A robust, persistent, disk-backed and S3-enabled LRU cache designed specifically for Data Engineering (ETL) pipelines.

⚠️ The Problem

Data pipelines frequently make expensive API calls, run heavy transformations, and handle large payloads (like heavy Strings containing XML). If the final load step to a destination warehouse fails due to a network timeout or credential issue, pipelines typically have to start from scratch. This wastes compute resources, consumes API quotas, and drastically slows down developer velocity during debugging.

✅ The Solution

etl-pycache introduces a lightweight, persistent caching layer. It saves the state of your transformed data. If a pipeline fails downstream, it can read the fully transformed state directly from the cache on the next run, completely bypassing the extraction and transformation phases.

Core Benefits: * Idempotency: Guarantees that rerunning a failed pipeline won't duplicate extraction tasks. * Cost Efficiency: Prevents paying for the exact same compute or API queries twice during a retry. * Developer Velocity: Rapidly debug downstream load operations without waiting for upstream transformations to finish. * Polymorphic By Design: Natively supports strings, bytes, dictionaries, lists, and byte streams without requiring manual serialization.


👨🏼‍💻 Core Interface

The library enforces a strict contract for all cache implementations to ensure predictability across different environments:

from etl_pycache.interfaces import BaseCache

# The contract guarantees these methods are available
cache.set(key="payload_123", payload="<dataset>...</dataset>")
data = cache.get(key="payload_123")
cache.delete(key="payload_123")

🚀 Quick Start: The Developer Cheat Sheet

etl-pycache provides a completely unified developer experience. Whether you are caching to a local hard drive for an Airflow worker, or streaming compressed data to AWS S3, the method signatures remain exactly the same.

import boto3
from etl_pycache.local_cache import LocalDiskCache
from etl_pycache.s3_cache import S3Cache

# ==========================================
# 1. INITIALIZATION
# ==========================================

# Local Disk (Perfect for local workers or Celery)
local_cache = LocalDiskCache(cache_dir="/tmp/my_etl_cache")

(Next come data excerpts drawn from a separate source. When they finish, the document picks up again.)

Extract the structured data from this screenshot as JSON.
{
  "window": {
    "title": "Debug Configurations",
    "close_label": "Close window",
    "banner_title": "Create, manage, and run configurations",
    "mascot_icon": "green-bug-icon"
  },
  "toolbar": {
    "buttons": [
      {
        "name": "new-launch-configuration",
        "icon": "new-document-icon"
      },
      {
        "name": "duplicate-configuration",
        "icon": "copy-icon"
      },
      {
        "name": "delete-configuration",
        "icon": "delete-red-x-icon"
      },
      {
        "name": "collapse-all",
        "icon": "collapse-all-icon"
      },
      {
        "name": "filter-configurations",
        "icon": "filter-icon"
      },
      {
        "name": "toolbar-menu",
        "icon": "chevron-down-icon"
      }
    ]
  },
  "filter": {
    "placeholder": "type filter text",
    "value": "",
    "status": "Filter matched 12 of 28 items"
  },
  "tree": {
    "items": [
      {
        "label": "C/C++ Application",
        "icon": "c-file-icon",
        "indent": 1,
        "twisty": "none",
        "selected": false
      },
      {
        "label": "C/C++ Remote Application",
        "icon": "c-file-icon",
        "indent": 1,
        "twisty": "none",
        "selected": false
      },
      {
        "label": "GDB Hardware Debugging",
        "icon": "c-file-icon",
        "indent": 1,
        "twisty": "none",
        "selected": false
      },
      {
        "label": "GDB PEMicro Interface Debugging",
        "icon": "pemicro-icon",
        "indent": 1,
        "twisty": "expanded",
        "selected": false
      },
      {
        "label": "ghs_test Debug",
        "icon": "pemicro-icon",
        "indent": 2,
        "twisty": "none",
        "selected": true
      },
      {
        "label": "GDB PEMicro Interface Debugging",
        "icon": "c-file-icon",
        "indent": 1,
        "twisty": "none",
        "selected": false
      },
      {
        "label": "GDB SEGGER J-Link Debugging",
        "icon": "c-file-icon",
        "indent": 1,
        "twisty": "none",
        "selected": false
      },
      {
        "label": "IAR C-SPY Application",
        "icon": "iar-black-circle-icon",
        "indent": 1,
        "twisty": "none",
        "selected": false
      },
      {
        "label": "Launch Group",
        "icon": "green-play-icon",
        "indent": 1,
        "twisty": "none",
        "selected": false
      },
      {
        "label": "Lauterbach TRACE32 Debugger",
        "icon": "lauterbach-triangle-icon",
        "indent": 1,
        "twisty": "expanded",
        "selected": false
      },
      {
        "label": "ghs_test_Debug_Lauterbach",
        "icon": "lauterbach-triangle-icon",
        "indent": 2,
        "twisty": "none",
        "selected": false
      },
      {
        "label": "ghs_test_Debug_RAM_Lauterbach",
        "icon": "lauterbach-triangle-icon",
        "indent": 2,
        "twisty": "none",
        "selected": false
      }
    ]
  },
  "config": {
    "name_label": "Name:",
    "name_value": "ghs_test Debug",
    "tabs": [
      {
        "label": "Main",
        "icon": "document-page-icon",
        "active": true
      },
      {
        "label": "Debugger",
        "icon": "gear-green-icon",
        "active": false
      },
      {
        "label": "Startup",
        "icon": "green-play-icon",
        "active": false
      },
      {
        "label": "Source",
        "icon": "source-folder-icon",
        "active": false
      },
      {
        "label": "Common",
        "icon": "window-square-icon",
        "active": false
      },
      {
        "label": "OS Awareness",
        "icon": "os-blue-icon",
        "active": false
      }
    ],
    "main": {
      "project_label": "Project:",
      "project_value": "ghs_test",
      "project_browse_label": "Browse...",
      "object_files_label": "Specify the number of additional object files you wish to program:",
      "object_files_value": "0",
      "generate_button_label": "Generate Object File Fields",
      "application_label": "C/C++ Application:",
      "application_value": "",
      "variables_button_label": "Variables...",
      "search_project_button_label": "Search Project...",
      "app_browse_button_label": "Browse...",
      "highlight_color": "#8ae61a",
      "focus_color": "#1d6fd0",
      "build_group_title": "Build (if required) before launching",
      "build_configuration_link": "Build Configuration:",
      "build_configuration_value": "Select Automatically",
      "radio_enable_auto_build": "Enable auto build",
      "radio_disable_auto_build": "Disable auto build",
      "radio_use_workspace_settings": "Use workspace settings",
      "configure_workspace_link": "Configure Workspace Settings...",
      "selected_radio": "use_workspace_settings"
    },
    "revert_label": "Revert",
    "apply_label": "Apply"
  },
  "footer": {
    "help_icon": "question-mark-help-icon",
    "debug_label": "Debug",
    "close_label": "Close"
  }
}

# AWS S3 (Perfect for distributed cloud sharing)
s3_client = boto3.client("s3", region_name="eu-west-1")
cloud_cache = S3Cache(bucket_name="canda-anaplan-demo", client=s3_client)

# ==========================================
# 2. WRITING DATA (TTL + Compression)
# ==========================================
my_massive_xml_payload = "<dataset>... 500MB of data ...</dataset>"

# Save locally: Expires in 1 hour, shrunk by ~80% on disk, locked for OS concurrency
local_cache.set("financial_run_001", my_massive_xml_payload, ttl_seconds=3600, compress=True)

# Save to Cloud: Expires in 1 hour, shrunk by ~80% before upload to save AWS costs
cloud_cache.set("deve/financial_run_001", my_massive_xml_payload, ttl_seconds=3600, compress=True)

# ==========================================
# 3. READING DATA
# ==========================================

# You do NOT need to check if the file is expired or compressed!
# The engine automatically validates the TTL, deletes it if expired, 
# and decompresses the bytes on the fly before returning your data.

local_data = local_cache.get("financial_run_001")
if local_data:
    print("Successfully read and decompressed from local disk!")

cloud_data = cloud_cache.get("deve/financial_run_001")
if cloud_data:
    print("Successfully read and decompressed from AWS S3!")

🤝 Contributing

We welcome contributions! To maintain enterprise-grade code quality, this project uses strict formatting, linting, and testing pipelines.

  1. Clone the repository and install all dependencies: poetry install
  2. Run the formatter: poetry run python3 -m ruff format .
  3. Run the linter: poetry run python3 -m ruff check --fix .
  4. Run the tests: poetry run python3 -m pytest